There has been a lot of talk about the upcoming requirement for Canadian importers to secure their own bond, but how can bond size be calculated before the June 2022 date?
As of June 2022, it will be mandatory for all Canadian importers to secure their own D120 Customs Bond in order to participate in the Release Prior to Payment Privilege (RPP). However, the Canada Border Services Agency (CBSA) has stated that they will only display the required bond amount on the CARM Client Portal (CCP) only as of CARM Release 2.
This poses a problem for Canadian importers trying to be proactive and avoid any interruptions in their importing into Canada since the RPP security (D120 Customs Bond) is mandatory as of Day 1 of Release 2. Therefore, it is recommended that importers calculate their required bond amount and potentially secure a bond prior to this release.
How to Calculate Bond Size for the Canadian D120 Customs Bond (Continuous)
The first step to calculating the bond size required for an importer’s D120 Customs Bond is to calculate the monthly duties and taxes on all transactions for the most recent 12-month period. If the importer uses multiple Customs Brokers to make entries into Canada, the duties and taxes for all shipments transacted by all Customs Broker needs to be included in the calculation for that most recent 12-month period.

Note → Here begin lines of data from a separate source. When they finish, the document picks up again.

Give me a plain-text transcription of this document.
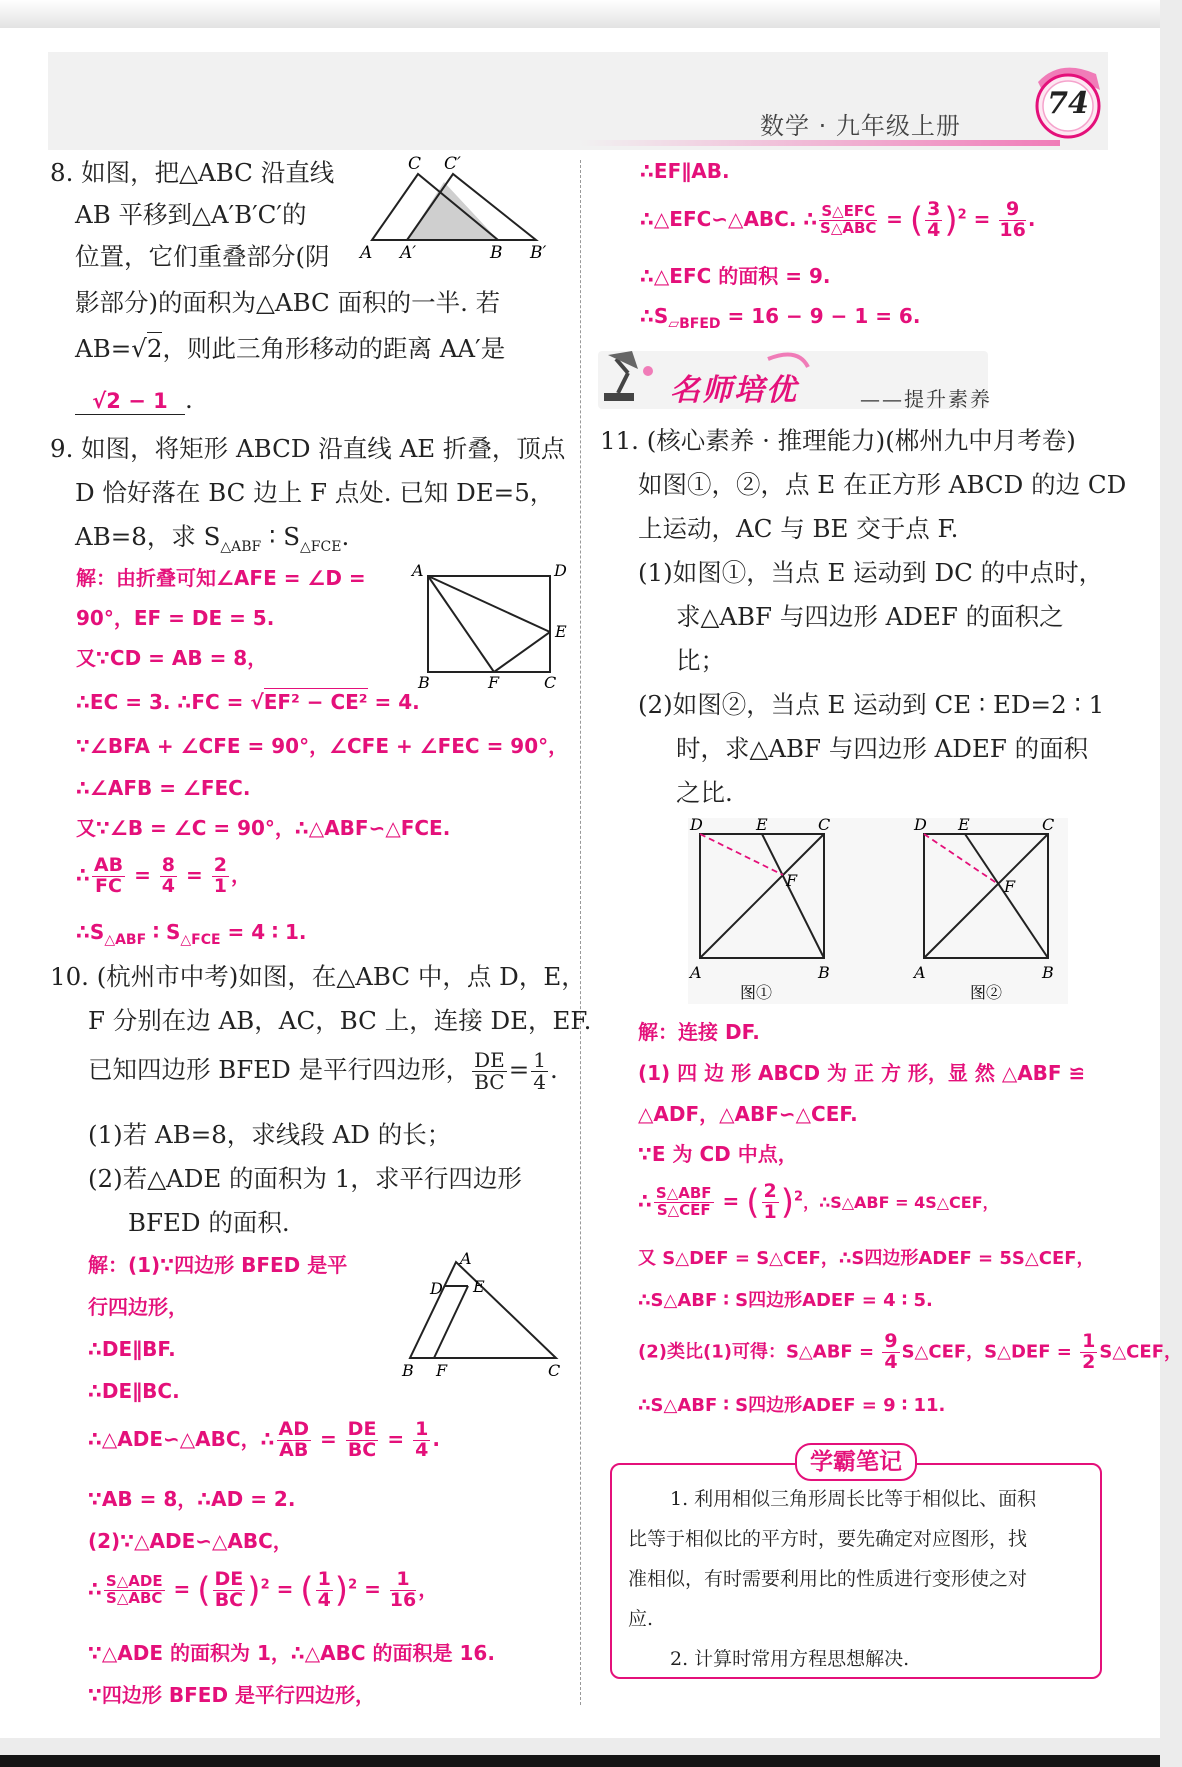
数学 · 九年级上册
74
8. 如图，把△ABC 沿直线
AB 平移到△A′B′C′的
位置，它们重叠部分(阴
影部分)的面积为△ABC 面积的一半. 若
AB=√2，则此三角形移动的距离 AA′是
√2 − 1 .
C C′
A A′	B B′
9. 如图，将矩形 ABCD 沿直线 AE 折叠，顶点
D 恰好落在 BC 边上 F 点处. 已知 DE=5，
AB=8，求 $S_{\triangle ABF}$ ∶ $S_{\triangle FCE}$.
解：由折叠可知∠AFE = ∠D =
90°，EF = DE = 5.
又∵CD = AB = 8，
∴EC = 3. ∴FC = √EF² − CE² = 4.
∵∠BFA + ∠CFE = 90°，∠CFE + ∠FEC = 90°，
∴∠AFB = ∠FEC.
又∵∠B = ∠C = 90°，∴△ABF∽△FCE.
∴ $\frac{AB}{FC} = \frac{8}{4} = \frac{2}{1}$ ，
$\therefore S_{\triangle ABF}$ ∶ $S_{\triangle FCE} = 4$ ∶ 1.
A	D
E
B	F	C
10. (杭州市中考)如图，在△ABC 中，点 D，E，
F 分别在边 AB，AC，BC 上，连接 DE，EF.
已知四边形 BFED 是平行四边形， $\frac{DE}{BC} = \frac{1}{4}$ .
(1)若 AB=8，求线段 AD 的长；
(2)若△ADE 的面积为 1，求平行四边形
BFED 的面积.
解：(1)∵四边形 BFED 是平
行四边形，
∴DE∥BF.
∴DE∥BC.
∴△ADE∽△ABC，∴ $\frac{AD}{AB} = \frac{DE}{BC} = \frac{1}{4}$ .
∵AB = 8，∴AD = 2.
(2)∵△ADE∽△ABC，
∴ $\frac{\text{S△ADE}}{\text{S△ABC}}$ = ( $\frac{DE}{BC} )^2$ = ( $\frac{1}{4} )^2 = \frac{1}{16}$ ，
∵△ADE 的面积为 1，∴△ABC 的面积是 16.
∵四边形 BFED 是平行四边形，
A
D E
B F	C
∴EF∥AB.
∴△EFC∽△ABC. ∴ $\frac{\text{S△EFC}}{\text{S△ABC}}$ = ( $\frac{3}{4} )^2 = \frac{9}{16}$ .
∴△EFC 的面积 = 9.
$\therefore S_{▱BFED} = 16 - 9 - 1 = 6$.
名师培优	——提升素养
11. (核心素养 · 推理能力)(郴州九中月考卷)
如图①，②，点 E 在正方形 ABCD 的边 CD
上运动，AC 与 BE 交于点 F.
(1)如图①，当点 E 运动到 DC 的中点时，
求△ABF 与四边形 ADEF 的面积之
比；
(2)如图②，当点 E 运动到 CE ∶ ED=2 ∶ 1
时，求△ABF 与四边形 ADEF 的面积
之比.
D	E	C
F
A	B
图①
D E	C
F
A	B
图②
解：连接 DF.
(1) 四 边 形 ABCD 为 正 方 形，显 然 △ABF ≌
△ADF，△ABF∽△CEF.
∵E 为 CD 中点，
∴ $\frac{\text{S△ABF}}{\text{S△CEF}}$ = ( $\frac{2}{1} )^2$，∴S△ABF = 4S△CEF，
又 S△DEF = S△CEF，∴S四边形ADEF = 5S△CEF，
∴S△ABF ∶ S四边形ADEF = 4 ∶ 5.
(2)类比(1)可得：S△ABF = $\frac{9}{4}$ S△CEF，S△DEF = $\frac{1}{2}$ S△CEF，
∴S△ABF ∶ S四边形ADEF = 9 ∶ 11.
学霸笔记
1. 利用相似三角形周长比等于相似比、面积
比等于相似比的平方时，要先确定对应图形，找
准相似，有时需要利用比的性质进行变形使之对
应.
2. 计算时常用方程思想解决.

When posting a continuous D120 Customs bond, the bond size must be 50% or more of the highest monthly accounts payable to the CBSA within the most recent 12-month period. The minimum bond amount that can be placed is $25,000 and the maximum is $10 million. Importers without a 12-month history will need to estimate the amount of duties and taxes.
So for example, if an importer’s highest monthly accounts payable is calculated to be $100,000, they would need to post a continuous bond for 50% of that amount which would be $50,000. However, if an importers highest monthly accounts payable is determined to be $30,000, they would need to post a $25,000 continuous bond since 50% of $30,000 ($15,000) would then be rounded up to the minimum bond size.
Additional Ways to Post Security with CBSA
There are a few different ways an importer is able to post security with the Canada Border Services Agency (CBSA) which will allow them to participate in RPP.
- Post a Continuous Surety Bond (D120)
The calculation for this bond amount is written out above.
- Post a Cash Bond
If an importer chooses to post a cash bond, that bond must be equal or greater than 100% of the importer’s highest monthly accounts payable to the CBSA within the most recent 12-month period. This cash bond can be posted to the account by making a deposit through the CARM Client Portal (CCP). However, this option will not be possible until Release 2 goes live in June 2022.
- Post a One-time Single Entry Bond
While this will be an option, CBSA has not yet released any information for this option.
- Zero Accounts Payable
If an importer’s highest monthly accounts payable is zero within the most recent 12-month period, no bond is required. If the importer does not normally have dutiable/taxable goods but has a dutiable and taxable shipment coming in they can choose to apply a single one-time entry bond or make an interim payment of duties and taxes.
Although the requirement for an importer to post their own customs bond is not mandatory until CARM Release 2 and that is currently scheduled for June 2022, importers should begin discussions with a surety company well ahead of this date to obtain a surety bond prior to the release.